BC20 FK17 at the Sayle Gallery is the brainchild of artist and educator Helen Fox who has curated her own work and that of three other artists - all of whom have been influenced by the Island’s fishing industry, and in particularly that of Peel. Even the title references fishing boat registrations, using the initial letters of the four artists’ surnames – Vici Blackburn, Ian Coulson, Helen Fox and Phil Kneen.
BC20 FK17 brings these four well-known artists together for the first time, with different responses to an industry which is vital to the Island. Ian Coulson’s family history is steeped in the fishing industry; his Mum was a ‘gutter girl’ processing the catch before joining his father as a kipper curer, and Ian himself funded his own art school education by smoking kippers in the summer months. Although he didn’t follow in his parents’ fishing footsteps, Ian’s work in this exhibition, which includes drawings and multi-layered mixed-media documentary art, is his own tribute to “Peel, the place which shaped me”.
As he says on his website and on social media, photographer Phil Kneen ‘shoots people’ and for BC20 FK17 he’s turned his attention to fishermen. The ten images in the exhibition were all taken on one day last winter, when he went out with the crew of the Sarah Lena, and it’s hard to look at his finished photographs and not see both the hardship and the camaraderie of the fishing life. And it’s no surprise Phil has chosen to donate the proceeds of sales of these prints to a service fishermen rely on but hope never to need - the RNLI.
Helen Fox’s own installation piece ‘She Sells Sea Shells’ began life earlier this year as part of the Isle of Man Art Festival, when visitors to the Sailors’ Shelter in Peel were entranced by an eight by eight ft steel frame hung with scallop shells, which almost filled the space. She added more shells to it for her MA degree show ‘Verge’ at the University of Northumbria in September and recently transported it back from Baltic 39 in Newcastle to the Sayle Gallery where, with now over 4000 of shells it will fill a specially constructed space for visitors to look, touch and explore. “I see this is as a grown-up mobile,” says Helen, “and the tinkling of shells reflecting the light is incredibly joyful – you can’t help but smile.”
Vici Blackburn’s contribution of fascinating and beautiful ceramics to this exhibition is aptly titled ‘Torn From the Sea.' Peel is her home and a constant part of her visual language: “wave-battered and rain washed Peel swims through my veins.” The clay pieces in this exhibition are, Vici says, “a chaotic collection of a moment of time, under constant revision like the endless remaking of the shore.”

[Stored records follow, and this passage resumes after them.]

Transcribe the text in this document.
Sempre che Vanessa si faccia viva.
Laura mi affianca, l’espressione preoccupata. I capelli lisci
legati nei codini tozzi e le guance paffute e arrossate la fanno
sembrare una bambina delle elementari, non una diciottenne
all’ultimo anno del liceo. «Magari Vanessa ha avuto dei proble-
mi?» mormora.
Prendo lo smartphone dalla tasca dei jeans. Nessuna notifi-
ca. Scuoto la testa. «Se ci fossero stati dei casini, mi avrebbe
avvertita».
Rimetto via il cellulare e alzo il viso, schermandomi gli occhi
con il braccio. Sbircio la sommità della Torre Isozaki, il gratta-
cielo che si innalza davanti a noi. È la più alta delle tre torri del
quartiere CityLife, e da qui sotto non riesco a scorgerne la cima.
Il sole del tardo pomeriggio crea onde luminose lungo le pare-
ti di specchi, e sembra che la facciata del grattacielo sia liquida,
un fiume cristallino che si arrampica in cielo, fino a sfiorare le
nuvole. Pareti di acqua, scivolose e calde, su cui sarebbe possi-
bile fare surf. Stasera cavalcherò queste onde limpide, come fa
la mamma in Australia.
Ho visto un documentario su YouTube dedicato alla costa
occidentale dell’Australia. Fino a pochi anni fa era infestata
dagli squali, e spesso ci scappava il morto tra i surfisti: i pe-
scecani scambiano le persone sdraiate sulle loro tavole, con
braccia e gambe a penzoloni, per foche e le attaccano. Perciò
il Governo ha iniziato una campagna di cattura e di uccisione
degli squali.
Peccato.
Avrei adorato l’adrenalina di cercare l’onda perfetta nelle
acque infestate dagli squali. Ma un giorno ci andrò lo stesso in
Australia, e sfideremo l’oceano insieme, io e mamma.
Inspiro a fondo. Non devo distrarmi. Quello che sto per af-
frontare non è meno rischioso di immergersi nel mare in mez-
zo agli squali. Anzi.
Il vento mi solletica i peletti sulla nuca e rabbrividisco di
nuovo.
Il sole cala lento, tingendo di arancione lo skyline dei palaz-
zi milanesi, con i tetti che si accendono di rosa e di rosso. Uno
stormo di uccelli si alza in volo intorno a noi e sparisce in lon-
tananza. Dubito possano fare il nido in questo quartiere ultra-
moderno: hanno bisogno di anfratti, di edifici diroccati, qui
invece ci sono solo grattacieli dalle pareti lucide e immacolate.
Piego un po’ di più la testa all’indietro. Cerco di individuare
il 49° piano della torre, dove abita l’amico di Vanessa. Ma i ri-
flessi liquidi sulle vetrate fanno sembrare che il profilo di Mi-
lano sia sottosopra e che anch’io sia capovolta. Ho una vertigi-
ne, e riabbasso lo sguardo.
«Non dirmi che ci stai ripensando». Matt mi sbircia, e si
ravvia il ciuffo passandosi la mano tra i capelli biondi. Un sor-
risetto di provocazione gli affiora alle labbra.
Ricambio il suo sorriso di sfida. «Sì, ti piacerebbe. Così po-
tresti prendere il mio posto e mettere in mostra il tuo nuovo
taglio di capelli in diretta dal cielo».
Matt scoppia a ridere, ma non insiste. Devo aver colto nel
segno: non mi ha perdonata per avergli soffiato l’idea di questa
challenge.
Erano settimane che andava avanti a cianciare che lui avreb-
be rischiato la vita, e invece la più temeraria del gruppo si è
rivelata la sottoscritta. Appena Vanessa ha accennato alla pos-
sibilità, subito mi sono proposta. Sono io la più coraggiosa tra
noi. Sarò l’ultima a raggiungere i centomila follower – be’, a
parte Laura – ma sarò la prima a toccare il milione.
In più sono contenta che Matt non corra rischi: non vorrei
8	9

Helen Fox is also inspired by the landscape, and by the human stories which contribute to it. “If you visit Peel you’ll see truck loads of scallop shells, the ‘waste product’ from the processing plant, being taken up over Peel Hill and emptied out, returning them the sea,” says Helen, “and as I began work on ‘She Sells Sea Shells’ I felt a particular connection to the men and women who fish for the scallops, those who work at the processing plant and ultimately to the children and adults who are thrilled to pick up the shells for their own collections.”
As curator of BC20 FK17, Helen saw the connections between the artists: not just their lives on the West of the Island, but also the varying artistic responses to that. “All four of us are inspired by our surroundings,” she says, “but also have a natural interest, curiosity even, about the lives of the other people who live and work there. Fishing is integral to what Peel was and still is: Ian has delved back into his own family history to interpret the fishing industry going back over a hundred years, Phil was prepared to suffer severe seasickness to document his subjects, and the handling of so many shells allowed me to immerse myself in world I knew nothing about. And all the time, the weather and tides affect the catches on which the Island’s fishing industry depends and change the landscape which Vici interprets in her work.”
Helen is sure that the exhibition will have wide appeal: “My work as an educator and my recent MA is all about extending art out from the usual gallery-goers to the wider community and BC20 FK17 is particularly able to do that. The fishing industry is an important part of our economy and I hope that this exhibition will raise awareness of that, and show not only a bit of its history, but also how it is now, despite the years of overfishing and the current quotas which rule the lives of today’s fishermen.”
BC20 FK17 is at the Sayle Gallery, Douglas from 14 October – 12 November. It is sponsored by Isle of Man Seafood Products Ltd, and supported by the Isle of Man Arts Council.